Mali coup leaders vow to hold elections as history repeats itself

The Malian soldiers who forced President Ibrahim Boubacar Keita to resign in a coup promised early Wednesday to organize new elections after their takeover was swiftly condemned by the international community.

In a statement carried overnight on state broadcaster ORTM, the mutinous soldiers who staged Tuesday’s military coup identified themselves as the National Committee for the Salvation of the People led by Colonel Major Ismael Wagué.

“With you, standing as one, we can restore this country to its former greatness,” Wagué said, announcing that borders were closed and that a curfew was going into effect from 9 p.m. to 5 a.m

The news of Keita’s departure was met with jubilation by anti-government demonstrators in the capital, Bamako, and alarm by former colonial ruler France and other allies and foreign nations.

The U.N. Security Council scheduled a closed meeting Wednesday August 19, 2020 afternoon to discuss the unfolding situation in Mali, where the U.N. has a 15,600-strong peacekeeping mission.

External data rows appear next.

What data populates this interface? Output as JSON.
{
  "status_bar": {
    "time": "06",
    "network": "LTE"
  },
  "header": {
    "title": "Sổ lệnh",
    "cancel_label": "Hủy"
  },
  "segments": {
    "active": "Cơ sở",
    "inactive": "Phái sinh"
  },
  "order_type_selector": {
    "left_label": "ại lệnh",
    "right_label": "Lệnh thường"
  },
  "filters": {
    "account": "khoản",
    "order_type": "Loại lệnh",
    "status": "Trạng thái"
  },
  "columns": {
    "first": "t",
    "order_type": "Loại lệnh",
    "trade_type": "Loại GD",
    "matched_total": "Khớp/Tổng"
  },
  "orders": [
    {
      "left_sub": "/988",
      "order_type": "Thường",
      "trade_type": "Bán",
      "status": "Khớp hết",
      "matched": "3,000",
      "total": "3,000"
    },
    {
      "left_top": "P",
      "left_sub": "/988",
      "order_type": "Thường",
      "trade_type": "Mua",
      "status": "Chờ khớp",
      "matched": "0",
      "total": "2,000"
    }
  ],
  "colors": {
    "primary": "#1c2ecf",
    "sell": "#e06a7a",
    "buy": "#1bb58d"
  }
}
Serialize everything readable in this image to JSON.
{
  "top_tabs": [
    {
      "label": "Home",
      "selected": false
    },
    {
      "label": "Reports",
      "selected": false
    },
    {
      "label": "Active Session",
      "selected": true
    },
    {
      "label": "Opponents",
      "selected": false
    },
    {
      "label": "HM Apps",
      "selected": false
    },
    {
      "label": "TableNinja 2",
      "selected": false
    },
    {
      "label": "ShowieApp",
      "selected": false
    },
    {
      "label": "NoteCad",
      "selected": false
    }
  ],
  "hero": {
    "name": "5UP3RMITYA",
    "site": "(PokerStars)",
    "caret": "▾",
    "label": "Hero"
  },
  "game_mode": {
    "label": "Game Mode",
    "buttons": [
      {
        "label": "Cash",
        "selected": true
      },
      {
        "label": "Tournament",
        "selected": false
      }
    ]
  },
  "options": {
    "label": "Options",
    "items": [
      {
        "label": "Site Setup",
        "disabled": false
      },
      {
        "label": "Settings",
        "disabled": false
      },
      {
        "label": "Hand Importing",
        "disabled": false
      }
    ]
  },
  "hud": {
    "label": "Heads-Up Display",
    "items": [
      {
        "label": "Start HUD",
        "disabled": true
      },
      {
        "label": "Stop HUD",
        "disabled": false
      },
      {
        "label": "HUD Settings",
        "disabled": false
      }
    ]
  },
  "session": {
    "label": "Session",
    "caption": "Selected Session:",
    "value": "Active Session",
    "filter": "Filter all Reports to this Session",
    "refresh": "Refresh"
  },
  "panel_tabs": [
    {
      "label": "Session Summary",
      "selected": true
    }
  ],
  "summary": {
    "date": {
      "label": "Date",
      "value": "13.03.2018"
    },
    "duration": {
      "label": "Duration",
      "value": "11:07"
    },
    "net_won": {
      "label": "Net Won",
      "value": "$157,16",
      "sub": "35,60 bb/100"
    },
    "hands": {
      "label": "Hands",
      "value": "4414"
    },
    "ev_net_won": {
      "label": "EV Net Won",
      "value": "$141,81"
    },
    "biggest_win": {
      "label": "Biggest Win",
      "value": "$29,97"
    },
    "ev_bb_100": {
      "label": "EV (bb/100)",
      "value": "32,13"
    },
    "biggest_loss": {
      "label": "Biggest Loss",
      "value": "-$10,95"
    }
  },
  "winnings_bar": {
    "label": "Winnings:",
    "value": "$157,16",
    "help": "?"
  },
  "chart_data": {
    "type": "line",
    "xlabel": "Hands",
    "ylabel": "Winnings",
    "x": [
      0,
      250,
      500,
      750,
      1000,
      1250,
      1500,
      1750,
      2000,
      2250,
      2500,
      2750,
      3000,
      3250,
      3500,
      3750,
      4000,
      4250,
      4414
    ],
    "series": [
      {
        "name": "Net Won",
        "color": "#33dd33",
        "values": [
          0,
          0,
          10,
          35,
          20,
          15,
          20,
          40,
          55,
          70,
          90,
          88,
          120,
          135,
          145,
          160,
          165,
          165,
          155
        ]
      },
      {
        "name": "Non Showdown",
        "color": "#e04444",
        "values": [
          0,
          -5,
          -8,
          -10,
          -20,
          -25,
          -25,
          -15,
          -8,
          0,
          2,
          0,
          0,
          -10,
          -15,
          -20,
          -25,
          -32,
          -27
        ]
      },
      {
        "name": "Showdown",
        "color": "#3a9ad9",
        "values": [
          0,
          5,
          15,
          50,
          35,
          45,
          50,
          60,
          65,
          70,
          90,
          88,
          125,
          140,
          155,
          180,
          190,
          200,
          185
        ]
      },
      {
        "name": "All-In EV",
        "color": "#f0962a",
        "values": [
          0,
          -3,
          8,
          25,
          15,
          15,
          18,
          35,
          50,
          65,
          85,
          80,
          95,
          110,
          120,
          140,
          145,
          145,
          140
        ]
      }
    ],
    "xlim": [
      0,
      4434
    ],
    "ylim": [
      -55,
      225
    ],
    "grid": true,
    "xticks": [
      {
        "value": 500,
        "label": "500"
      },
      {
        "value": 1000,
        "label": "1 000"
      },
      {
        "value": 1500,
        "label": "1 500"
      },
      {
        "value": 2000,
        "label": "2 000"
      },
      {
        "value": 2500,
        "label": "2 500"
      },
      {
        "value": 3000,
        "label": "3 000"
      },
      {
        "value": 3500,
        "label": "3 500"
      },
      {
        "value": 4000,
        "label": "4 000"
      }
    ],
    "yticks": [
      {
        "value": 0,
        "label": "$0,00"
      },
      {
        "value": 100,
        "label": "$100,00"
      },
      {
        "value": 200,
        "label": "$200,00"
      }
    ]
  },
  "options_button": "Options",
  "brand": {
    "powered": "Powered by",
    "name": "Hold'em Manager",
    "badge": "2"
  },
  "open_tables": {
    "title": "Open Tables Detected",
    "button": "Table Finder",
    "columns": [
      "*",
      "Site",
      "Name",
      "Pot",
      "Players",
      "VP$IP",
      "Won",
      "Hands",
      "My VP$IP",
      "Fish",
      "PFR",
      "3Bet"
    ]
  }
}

Keita, who was democratically elected in a 2013 landslide and re-elected five years later, still had three years left in his term.

But his popularity had plummeted, and demonstrators began taking to the streets calling for his ouster in June.

West African regional bloc ECOWAS had sent mediators to try and negotiate a unity government but those talks fell apart when it became clear that the protesters would not accept less than Keita’s resignation.